How bright a star appears can depend on how much light the star actually emits and how far away it is. The stellar magnitude scale can be adjusted to account for distance as follows:

M2-M1 = log (b1 / b2)

Here, M refers to a star's absolute magnitude, that is, how brightly it appears from a standard distance of 10 parsecs (or 32.6 light-years). The absolute brightness of Sirius is 1.4 and the absolute brightness of Betelgeuse is -8.1.

Which of these two stars is brighter, in absolute terms, and by how much?

To determine which star is brighter in absolute terms and by how much, we can compare their absolute magnitudes using the given equation:

M2 - M1 = log (b1 / b2)

Given:
Absolute brightness of Sirius (b1) = 1.4
Absolute brightness of Betelgeuse (b2) = -8.1

We can substitute these values into the equation:

M2 - M1 = log (1.4 / 10^(8.1))

To calculate this, we need to understand logarithms. The logarithm function gives us the exponent to which a base must be raised to obtain a given value. In this case, we are using a base of 10.

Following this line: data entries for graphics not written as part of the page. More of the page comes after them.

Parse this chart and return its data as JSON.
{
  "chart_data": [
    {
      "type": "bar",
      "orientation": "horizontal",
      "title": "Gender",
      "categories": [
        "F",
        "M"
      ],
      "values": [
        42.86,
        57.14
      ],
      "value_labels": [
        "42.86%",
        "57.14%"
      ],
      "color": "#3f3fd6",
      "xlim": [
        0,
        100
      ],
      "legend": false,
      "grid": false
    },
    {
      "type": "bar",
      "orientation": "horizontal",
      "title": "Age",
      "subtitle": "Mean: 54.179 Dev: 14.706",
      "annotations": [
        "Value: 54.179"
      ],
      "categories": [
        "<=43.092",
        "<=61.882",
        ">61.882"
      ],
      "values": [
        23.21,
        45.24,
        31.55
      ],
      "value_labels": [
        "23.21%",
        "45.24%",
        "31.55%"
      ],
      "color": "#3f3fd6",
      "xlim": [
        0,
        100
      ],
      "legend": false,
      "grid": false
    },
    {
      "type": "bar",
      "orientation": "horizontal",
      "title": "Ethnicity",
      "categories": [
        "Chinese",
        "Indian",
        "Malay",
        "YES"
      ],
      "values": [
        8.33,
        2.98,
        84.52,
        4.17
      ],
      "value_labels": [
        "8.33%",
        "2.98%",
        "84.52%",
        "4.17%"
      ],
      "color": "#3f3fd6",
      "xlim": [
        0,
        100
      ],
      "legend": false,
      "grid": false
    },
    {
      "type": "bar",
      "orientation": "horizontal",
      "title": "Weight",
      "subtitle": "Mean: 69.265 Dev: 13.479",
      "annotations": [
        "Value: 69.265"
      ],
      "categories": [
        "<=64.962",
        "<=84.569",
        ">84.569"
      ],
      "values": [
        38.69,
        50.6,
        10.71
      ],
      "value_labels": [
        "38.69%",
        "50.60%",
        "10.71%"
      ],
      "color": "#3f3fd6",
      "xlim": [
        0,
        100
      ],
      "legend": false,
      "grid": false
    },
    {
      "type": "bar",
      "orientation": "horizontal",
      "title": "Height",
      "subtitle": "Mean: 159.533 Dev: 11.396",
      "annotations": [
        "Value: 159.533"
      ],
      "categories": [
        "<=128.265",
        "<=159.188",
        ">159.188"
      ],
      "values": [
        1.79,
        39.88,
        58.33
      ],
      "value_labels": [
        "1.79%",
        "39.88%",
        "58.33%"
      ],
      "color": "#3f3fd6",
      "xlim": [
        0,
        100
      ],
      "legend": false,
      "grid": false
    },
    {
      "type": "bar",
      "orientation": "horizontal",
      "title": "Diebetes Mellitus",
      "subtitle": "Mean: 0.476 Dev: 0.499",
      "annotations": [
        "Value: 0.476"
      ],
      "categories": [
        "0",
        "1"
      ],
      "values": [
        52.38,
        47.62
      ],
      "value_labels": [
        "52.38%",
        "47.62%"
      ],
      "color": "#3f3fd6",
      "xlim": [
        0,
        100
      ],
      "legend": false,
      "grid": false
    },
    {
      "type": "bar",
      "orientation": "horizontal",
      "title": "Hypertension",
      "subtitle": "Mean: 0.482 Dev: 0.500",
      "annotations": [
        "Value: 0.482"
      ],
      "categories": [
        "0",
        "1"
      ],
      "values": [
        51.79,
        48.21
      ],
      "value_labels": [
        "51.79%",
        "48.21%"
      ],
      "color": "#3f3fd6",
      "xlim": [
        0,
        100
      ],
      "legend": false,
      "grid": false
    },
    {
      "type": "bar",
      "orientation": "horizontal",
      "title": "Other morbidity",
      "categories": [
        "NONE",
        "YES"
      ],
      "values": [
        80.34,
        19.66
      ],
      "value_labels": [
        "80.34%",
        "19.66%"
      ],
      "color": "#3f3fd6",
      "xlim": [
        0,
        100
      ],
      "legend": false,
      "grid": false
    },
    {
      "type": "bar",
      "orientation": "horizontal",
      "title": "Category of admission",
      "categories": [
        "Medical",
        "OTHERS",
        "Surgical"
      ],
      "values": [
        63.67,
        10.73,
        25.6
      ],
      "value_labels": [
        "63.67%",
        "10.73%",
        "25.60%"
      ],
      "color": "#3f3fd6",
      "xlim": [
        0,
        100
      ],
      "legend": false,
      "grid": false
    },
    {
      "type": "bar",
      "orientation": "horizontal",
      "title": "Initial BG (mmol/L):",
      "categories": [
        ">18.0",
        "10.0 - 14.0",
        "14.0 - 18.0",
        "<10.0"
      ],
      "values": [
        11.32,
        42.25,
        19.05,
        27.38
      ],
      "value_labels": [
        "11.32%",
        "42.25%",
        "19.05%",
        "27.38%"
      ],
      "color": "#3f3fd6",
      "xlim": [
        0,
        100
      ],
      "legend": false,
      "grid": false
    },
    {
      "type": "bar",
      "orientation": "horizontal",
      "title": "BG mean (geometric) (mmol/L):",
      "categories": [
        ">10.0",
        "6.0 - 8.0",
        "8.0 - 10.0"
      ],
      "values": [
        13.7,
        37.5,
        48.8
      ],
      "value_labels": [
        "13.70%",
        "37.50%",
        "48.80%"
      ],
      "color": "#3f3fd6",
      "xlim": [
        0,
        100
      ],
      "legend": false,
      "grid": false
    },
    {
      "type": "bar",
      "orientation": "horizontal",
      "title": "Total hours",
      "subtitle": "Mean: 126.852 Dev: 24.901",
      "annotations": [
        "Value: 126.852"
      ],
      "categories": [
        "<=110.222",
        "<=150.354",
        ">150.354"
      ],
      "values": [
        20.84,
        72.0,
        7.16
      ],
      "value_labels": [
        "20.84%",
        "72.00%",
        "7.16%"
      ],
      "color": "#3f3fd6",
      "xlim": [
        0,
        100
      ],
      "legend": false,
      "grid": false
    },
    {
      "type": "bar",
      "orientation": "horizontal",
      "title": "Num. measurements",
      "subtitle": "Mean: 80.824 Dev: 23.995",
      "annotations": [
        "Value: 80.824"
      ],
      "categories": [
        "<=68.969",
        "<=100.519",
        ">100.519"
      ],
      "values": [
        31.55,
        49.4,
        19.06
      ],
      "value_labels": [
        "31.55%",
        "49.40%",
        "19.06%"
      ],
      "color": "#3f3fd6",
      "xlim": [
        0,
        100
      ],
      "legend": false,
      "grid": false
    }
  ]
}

Using a scientific calculator or math software, we can calculate the logarithm:

M2 - M1 = log (1.4 / 10^8.1) ≈ log (1.4 / 126000000)

The result of this calculation is approximately -8.997.

Therefore, the difference in absolute magnitude between Sirius and Betelgeuse is approximately -8.997. And since absolute magnitude is a measure of brightness, we can conclude that Betelgeuse is brighter (in absolute terms) than Sirius by approximately 8.997 magnitudes.